Jan 7, 2011 at 3:24 pm

AT 0:06, YOU CAN HEAR THE HELMET-TO-HELMET IMPACT ...

This football season had plenty of talk about rules and concussions. It’s a serious issue: Plenty of quality NFL quarterbacks have had their careers cut short because of concussions, and even though “hard hits are part of the game,” after a weekend of brutal helmet-to-helmet hits on defenseless players this October, the mayhem had the football organization talking of cracking down on the foul, with talk of suspensions, ejections and even harsher punishments.

If some of this seems silly, it is. Football is a tough game, and people tune in with hopes of seeing Steeler James Harrison crush the heads of a couple Browns in one game. Heck, when Dunta Robinson was slammed by DeSean Jackson, you could hear the helmet crack on TV, the dramatic announcer crying out at the moment of impact. Footballers are our gladiators — hopefully, without the gore. Then again, when football gets bloody, that’s when the most sensible reforms are pushed through.

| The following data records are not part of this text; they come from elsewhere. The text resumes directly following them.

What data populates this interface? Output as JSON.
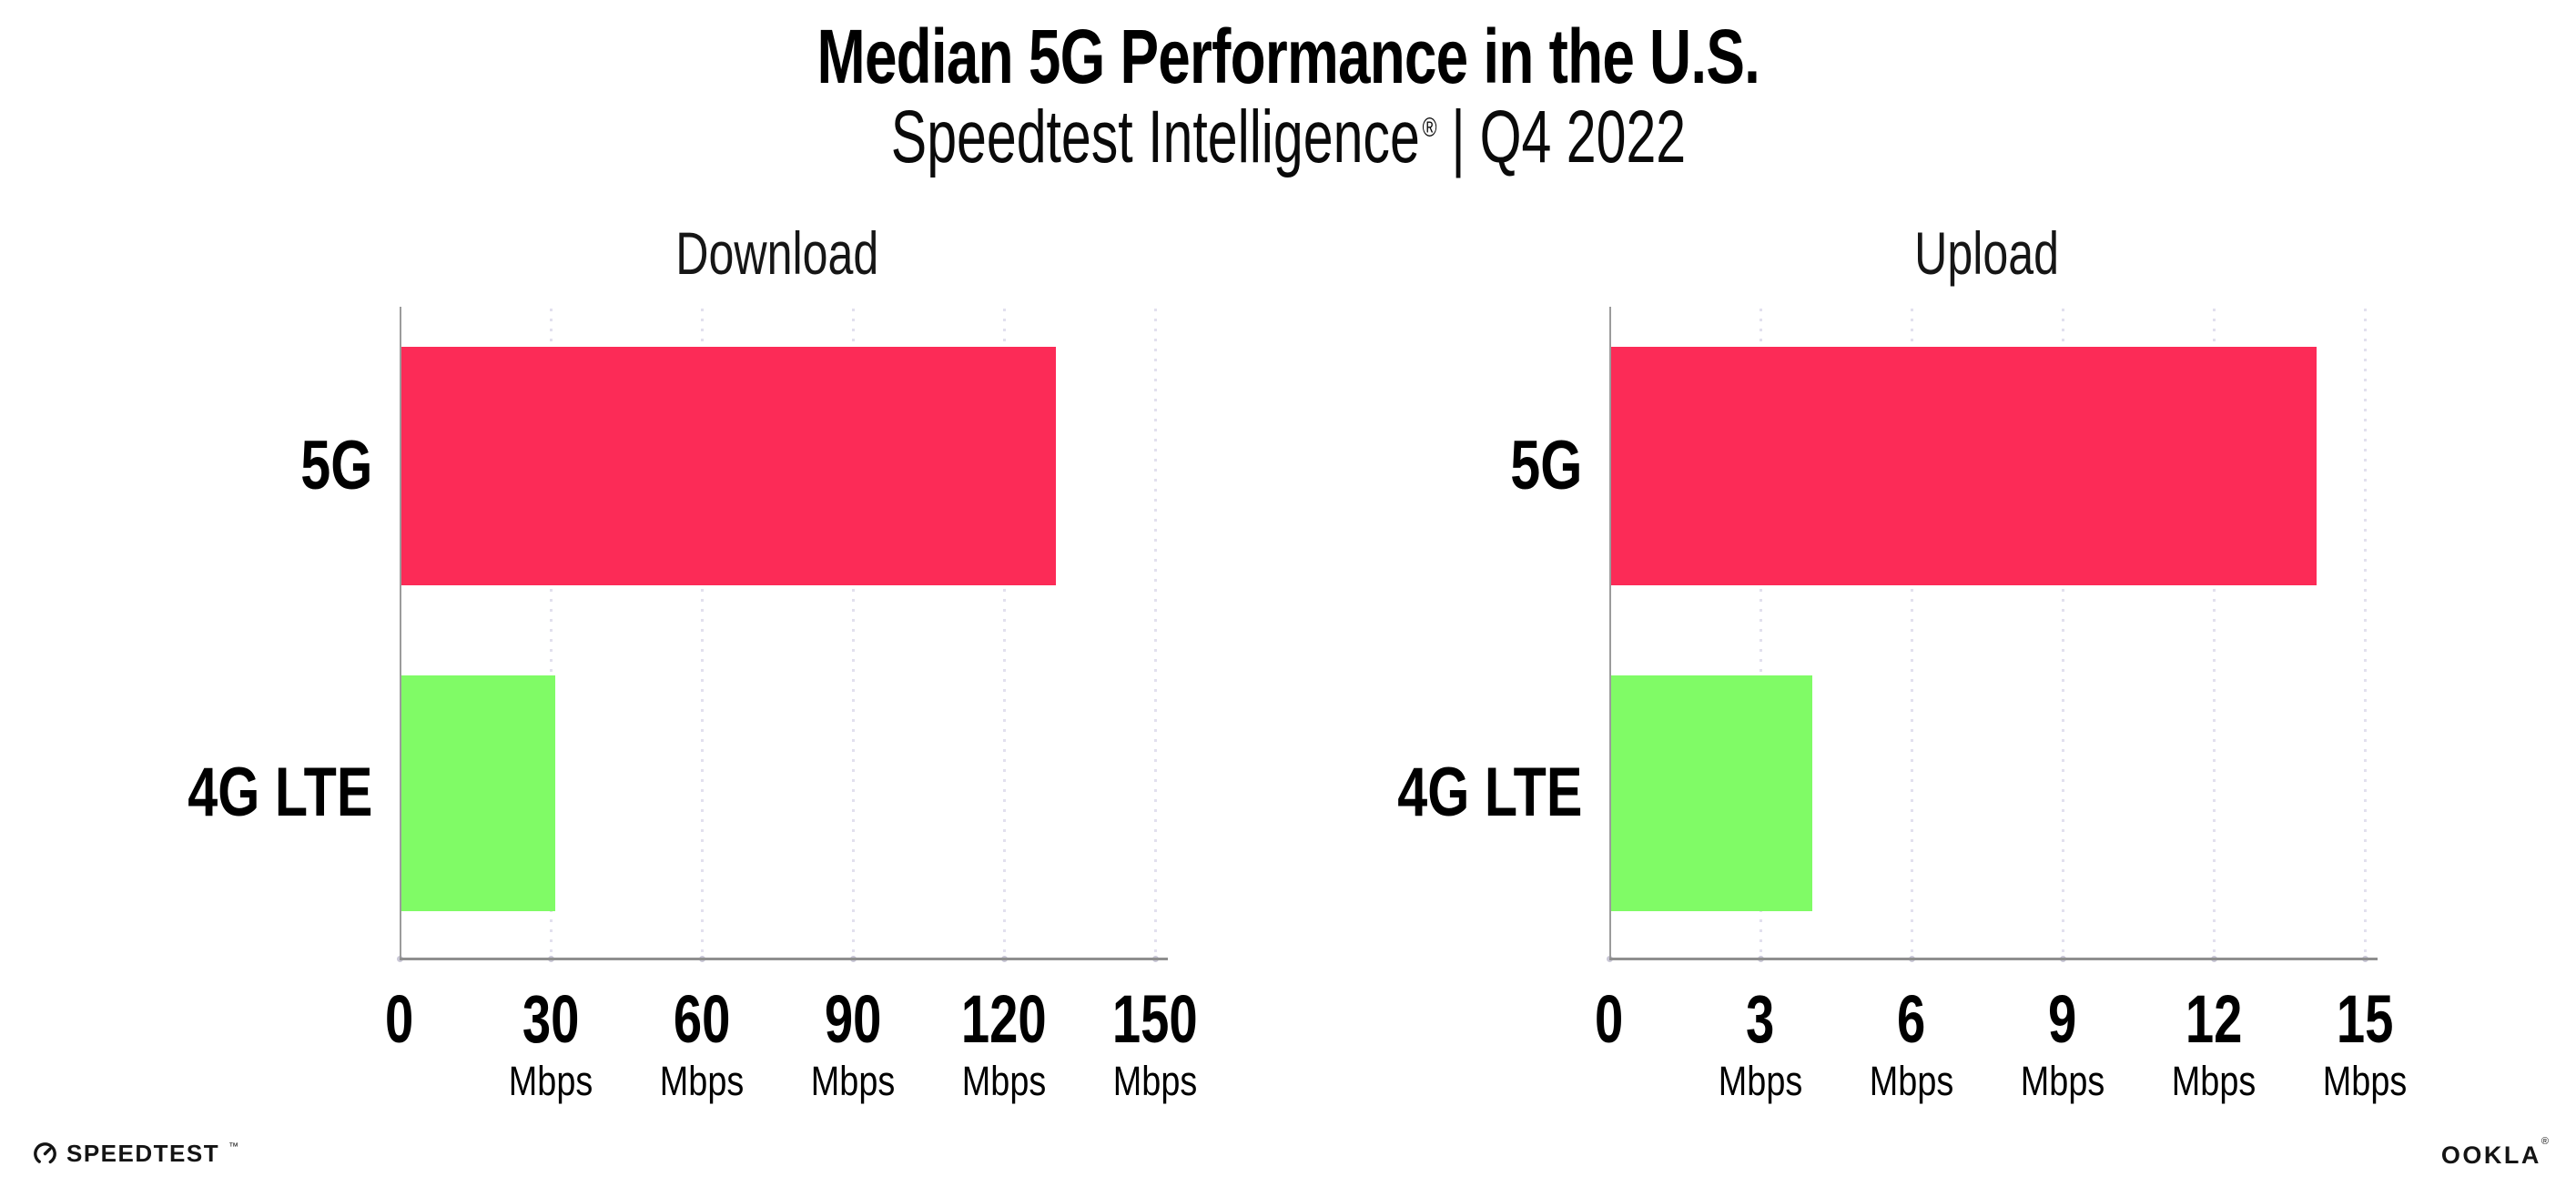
{
  "header": {
    "title": "Median 5G Performance in the U.S.",
    "subtitle_brand": "Speedtest Intelligence",
    "subtitle_reg": "®",
    "subtitle_sep": "|",
    "subtitle_period": "Q4 2022"
  },
  "chart_data": [
    {
      "type": "bar",
      "orientation": "horizontal",
      "title": "Download",
      "categories": [
        "5G",
        "4G LTE"
      ],
      "values": [
        130,
        30.5
      ],
      "unit": "Mbps",
      "xlim": [
        0,
        150
      ],
      "xticks": [
        0,
        30,
        60,
        90,
        120,
        150
      ],
      "bar_colors": [
        "#FC2B57",
        "#80FB66"
      ],
      "grid": "vertical-dotted",
      "legend": "none"
    },
    {
      "type": "bar",
      "orientation": "horizontal",
      "title": "Upload",
      "categories": [
        "5G",
        "4G LTE"
      ],
      "values": [
        14,
        4
      ],
      "unit": "Mbps",
      "xlim": [
        0,
        15
      ],
      "xticks": [
        0,
        3,
        6,
        9,
        12,
        15
      ],
      "bar_colors": [
        "#FC2B57",
        "#80FB66"
      ],
      "grid": "vertical-dotted",
      "legend": "none"
    }
  ],
  "colors": {
    "bar_5g": "#FC2B57",
    "bar_4g_lte": "#80FB66",
    "gridline": "#E2E0EE",
    "axis": "#8F8F8F",
    "text": "#000000",
    "background": "#FFFFFF"
  },
  "footer": {
    "speedtest_label": "SPEEDTEST",
    "speedtest_tm": "™",
    "ookla_label": "OOKLA",
    "ookla_reg": "®"
  }
}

If this sounds like so much later-days speculating, as the season draws to a close, what got us thinking about it was reading Kate Buford’s excellent biography of sporting legend Jim Thorpe, Native American Son. Football or baseball, pentathlon or decathlon, the Indian-blooded Thorpe, known for his ability to mete out savage hits himself, was a colorful character who missed the sporting bonanza that started in the 1920s, and took a long, sad, boozy road down, briefly being hired by Harry Bennett’s goon squad at Ford’s Rouge complex before dying in a trailer park in 1953.

But not only is it the moving story of an early Olympic hero and mythical football great, it also chronicles how the rules of football changed in the 1900s and ’10s, becoming less a rugby scrum and more the game we know today. But what forced those changes? Mayhem. Bone-crushing, blood-spilling, back-breaking mayhem.

To get a handle on it is not to speak of hits or concussions but of crippling injuries and death on the gridiron. To quote Buford’s book (our emphasis added):

“Prompted by thirty-six fatalities during the 1909 season, new rules had been put in place in 1910 that laid the foundation of the modern game: four fifteen-minute quarters; seven men back again on the scrimmage line; substitutions allowed; elimination once and for all of mass rugbylike scrums pushing the ball carrier forward.”

Thirty-six freakin' fatalities? Looking back 100 years, that cheap hit on Todd Heap doesn’t look so bad anymore, does it?